Topography characterization of friction pairs during the real-time wear process in dry condition

At present, the prediction of wear failure is often based on temperature, friction coefficient, vibration, and other single or a few macroscopic parameters to judge the contact condition of the friction pairs. However, there are still deviations between the measured results and the actual situation. In the digital twin system for studying friction and wear phenomena, in-situ measurement and characterization of topography of friction pairs is a challenge problem which does not exist in other procedural twin systems. This paper investigates the relationship between in-situ measured macroscopic parameters and topographical parameters. First, the dynamic relationship between friction coefficient and fractal parameters is derived from the view of a microscopic contact, and the wear periods are determined based on the dynamic changes of fractal parameters.
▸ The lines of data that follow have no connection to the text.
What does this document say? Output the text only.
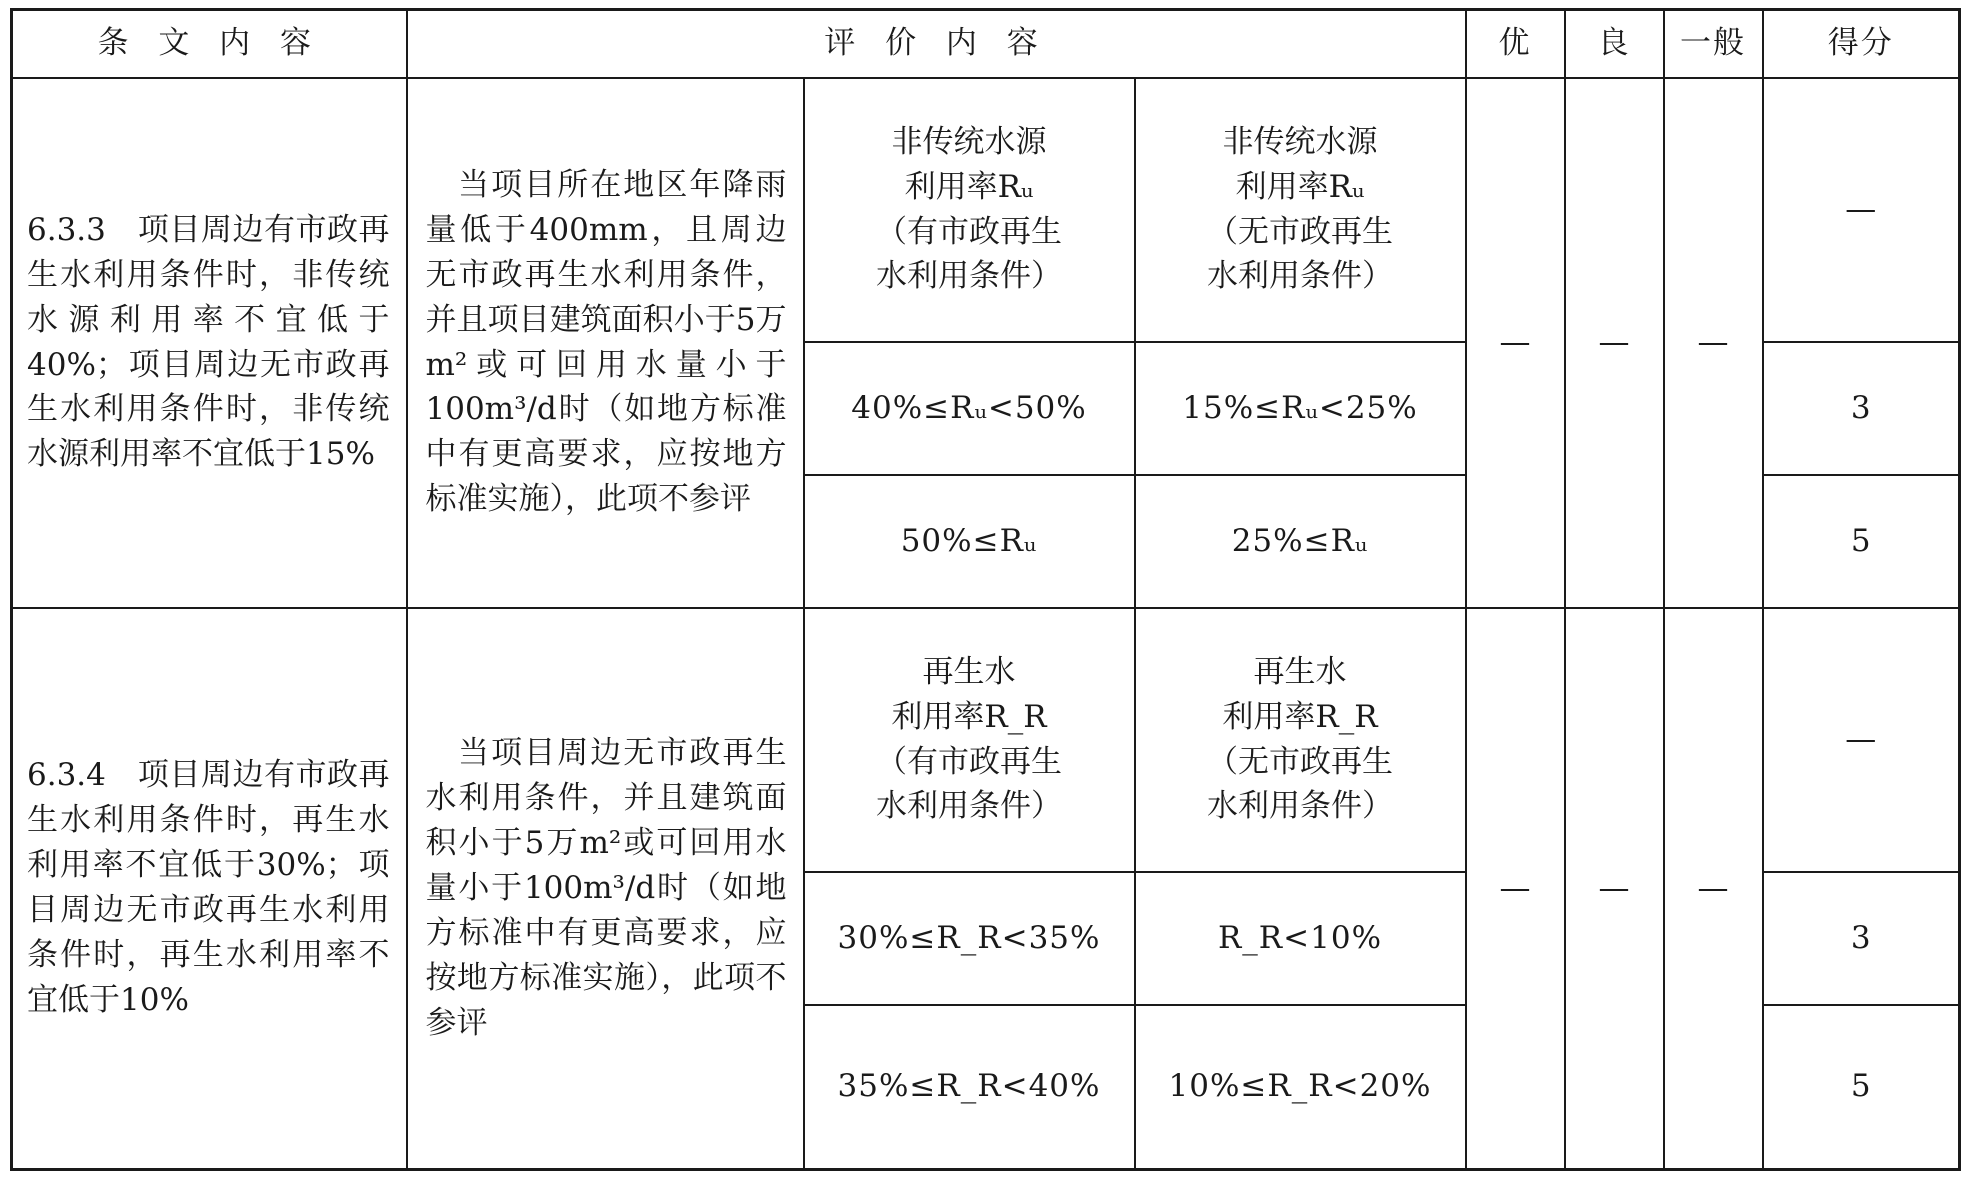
条 文 内 容	评 价 内 容			优	良	一般	得分

6.3.3　项目周边有市政再生水利用条件时，非传统水源利用率不宜低于40%；项目周边无市政再生水利用条件时，非传统水源利用率不宜低于15%	当项目所在地区年降雨量低于400mm，且周边无市政再生水利用条件，并且项目建筑面积小于5万m²或可回用水量小于100m³/d时（如地方标准中有更高要求，应按地方标准实施），此项不参评	非传统水源
利用率Rᵤ
（有市政再生
水利用条件）	非传统水源
利用率Rᵤ
（无市政再生
水利用条件）	—	—	—	—
		40%≤Rᵤ<50%	15%≤Rᵤ<25%				3
		50%≤Rᵤ	25%≤Rᵤ				5

6.3.4　项目周边有市政再生水利用条件时，再生水利用率不宜低于30%；项目周边无市政再生水利用条件时，再生水利用率不宜低于10%	当项目周边无市政再生水利用条件，并且建筑面积小于5万m²或可回用水量小于100m³/d时（如地方标准中有更高要求，应按地方标准实施），此项不参评	再生水
利用率R_R
（有市政再生
水利用条件）	再生水
利用率R_R
（无市政再生
水利用条件）	—	—	—	—
		30%≤R_R<35%	R_R<10%				3
		35%≤R_R<40%	10%≤R_R<20%				5
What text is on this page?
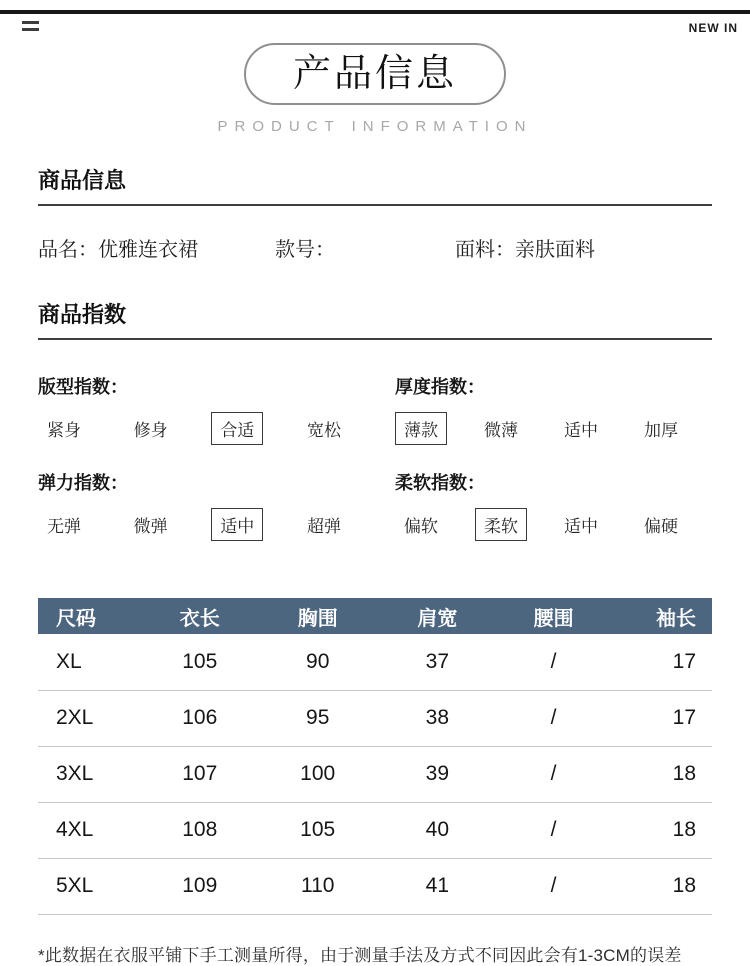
NEW IN
产品信息
PRODUCT INFORMATION
商品信息
品名：优雅连衣裙	款号：	面料：亲肤面料
商品指数
版型指数：
紧身	修身	合适	宽松
厚度指数：
薄款	微薄	适中	加厚
弹力指数：
无弹	微弹	适中	超弹
柔软指数：
偏软	柔软	适中	偏硬
尺码	衣长	胸围	肩宽	腰围	袖长
XL	105	90	37	/	17
2XL	106	95	38	/	17
3XL	107	100	39	/	18
4XL	108	105	40	/	18
5XL	109	110	41	/	18
*此数据在衣服平铺下手工测量所得，由于测量手法及方式不同因此会有1-3CM的误差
The derived friction-fractal formula is based on mechanical deformation and the Majumdar and Bhushan rough surface contact model, avoiding the assumptions based on specific wear mechanisms, then having the universal property. Second, the experimental verification is carried on which demonstrates good correspondence between the obtained topographical parameters based on the friction-fractal formula with the experimental results. The obtained friction-fractal formula provides a theoretical basis for predicting and analyzing the wear status of friction pairs in the critical equipment and supports the real-time contact state characterization of the friction pairs in the digital twin system.